De acordo com Varalda, o movimento não é feito em função do caso de Lula, mas pelo que pode acontecer no julgamento do habeas corpus dele, caso a Corte atenda ao pedido do ex-presidente, que pede que eventual prisão somente seja executada quando não couberem mais recursos na Justiça contra a condenação por corrupção passiva e lavagem de dinheiro. Segundos os membros do MP, a preocupação é com efeito "cascata" de eventual decisão.

"Esse abaixo-assinado é de procuradores, promotores e juízes preocupados com a impunidade e com o grande índice de criminalidade no Brasil. A preocupação é que ocorra um efeito cascata, em que haja a liberação de homicidas, latrocidas, estupradores, traficantes do Brasil todo a partir do momento em que o tribunal rever o posicionamento e inviabilizar a execução de pena após condenação em segunda instância", afirmou.
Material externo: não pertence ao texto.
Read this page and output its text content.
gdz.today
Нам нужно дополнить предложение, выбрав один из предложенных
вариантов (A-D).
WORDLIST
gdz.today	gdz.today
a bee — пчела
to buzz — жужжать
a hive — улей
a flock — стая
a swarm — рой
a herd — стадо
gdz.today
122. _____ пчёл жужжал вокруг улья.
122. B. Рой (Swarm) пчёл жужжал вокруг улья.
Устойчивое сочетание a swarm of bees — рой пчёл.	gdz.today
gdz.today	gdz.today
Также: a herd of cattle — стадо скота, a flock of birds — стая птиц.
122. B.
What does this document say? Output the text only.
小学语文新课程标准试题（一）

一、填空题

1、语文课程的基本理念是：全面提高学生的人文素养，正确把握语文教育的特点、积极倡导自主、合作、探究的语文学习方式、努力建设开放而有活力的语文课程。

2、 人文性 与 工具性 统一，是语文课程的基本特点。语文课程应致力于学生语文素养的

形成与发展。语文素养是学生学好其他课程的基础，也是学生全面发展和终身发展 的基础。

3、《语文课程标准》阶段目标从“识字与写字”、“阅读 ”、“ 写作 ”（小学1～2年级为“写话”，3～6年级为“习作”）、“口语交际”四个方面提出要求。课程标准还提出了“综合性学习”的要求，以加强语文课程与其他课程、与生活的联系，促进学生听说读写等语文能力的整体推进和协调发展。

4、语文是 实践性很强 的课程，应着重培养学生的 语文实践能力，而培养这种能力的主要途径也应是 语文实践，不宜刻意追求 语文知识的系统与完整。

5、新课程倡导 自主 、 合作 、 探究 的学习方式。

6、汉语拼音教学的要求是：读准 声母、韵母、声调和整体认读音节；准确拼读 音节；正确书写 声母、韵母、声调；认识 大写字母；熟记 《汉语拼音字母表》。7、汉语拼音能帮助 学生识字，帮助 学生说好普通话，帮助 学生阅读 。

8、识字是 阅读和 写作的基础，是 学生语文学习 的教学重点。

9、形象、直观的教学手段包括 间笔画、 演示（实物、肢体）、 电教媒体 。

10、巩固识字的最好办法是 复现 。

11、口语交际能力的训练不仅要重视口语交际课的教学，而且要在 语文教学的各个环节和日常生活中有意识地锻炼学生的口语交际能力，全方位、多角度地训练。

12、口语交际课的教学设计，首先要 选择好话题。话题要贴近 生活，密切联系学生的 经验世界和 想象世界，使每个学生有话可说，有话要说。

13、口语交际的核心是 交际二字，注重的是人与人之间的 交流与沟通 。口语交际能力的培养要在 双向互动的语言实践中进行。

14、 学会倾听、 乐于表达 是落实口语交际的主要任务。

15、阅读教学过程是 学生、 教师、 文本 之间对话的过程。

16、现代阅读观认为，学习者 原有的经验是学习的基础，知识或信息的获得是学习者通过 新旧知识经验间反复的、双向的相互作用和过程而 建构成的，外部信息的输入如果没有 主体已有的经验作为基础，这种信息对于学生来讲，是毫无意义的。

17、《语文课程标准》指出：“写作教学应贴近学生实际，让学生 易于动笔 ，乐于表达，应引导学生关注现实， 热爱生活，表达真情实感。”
O grupo de juristas e integrantes do MP também aborda a interpretação que é dada ao princípio constitucional da presunção de inocência, usado como principal argumento entre os que defendem a prisão de condenados somente após o trânsito em julgado das ações penais. "Presunção de inocência não tem essa abrangência toda. Ela é um princípio relativo como qualquer outro princípio. Ela deve ser analisada e balizada com outros princípios da Constituição Federal, como o princípio à vida, o princípio da garantia da propriedade e da segurança pública. Por isso, é possível, sim, a execução provisória em segundo grau", disse.

Manifesto

Também apoiam o documento o coordenador da força-tarefa da Operação Lava Jato, no Paraná, procurador Deltan Dallagnol, as procuradoras da Lava Jato em São Paulo Thaméa Danelon e Anamara Osório, os procuradores José Augusto Vagos e Sérgio Luiz Pinel Dias, da Lava Jato no Rio, a procuradora regional da República Ana Paula Mantovani, além dos procuradores-gerais de Justiça de Goiás, Benedito Torres, de Alagoas, Alfredo Mendonça, e do Rio, Eduardo Gussem, e, ainda, o procurador do MP junto ao Tribunal de Contas de União (TCU), Júlio César Marcelo de Oliveira.

"Nada justifica que o STF revise o que vem decidindo no sentido de que é juridicamente adequado à Constituição da República o início do cumprimento da sanção penal a partir da decisão condenatória de segunda instância. A mudança da jurisprudência, nesse caso, implicará a liberação de inúmeros condenados, seja por crimes de corrupção, seja por delitos violentos, tais como estupro, roubo, homicídio etc", afirma o abaixo-assinado.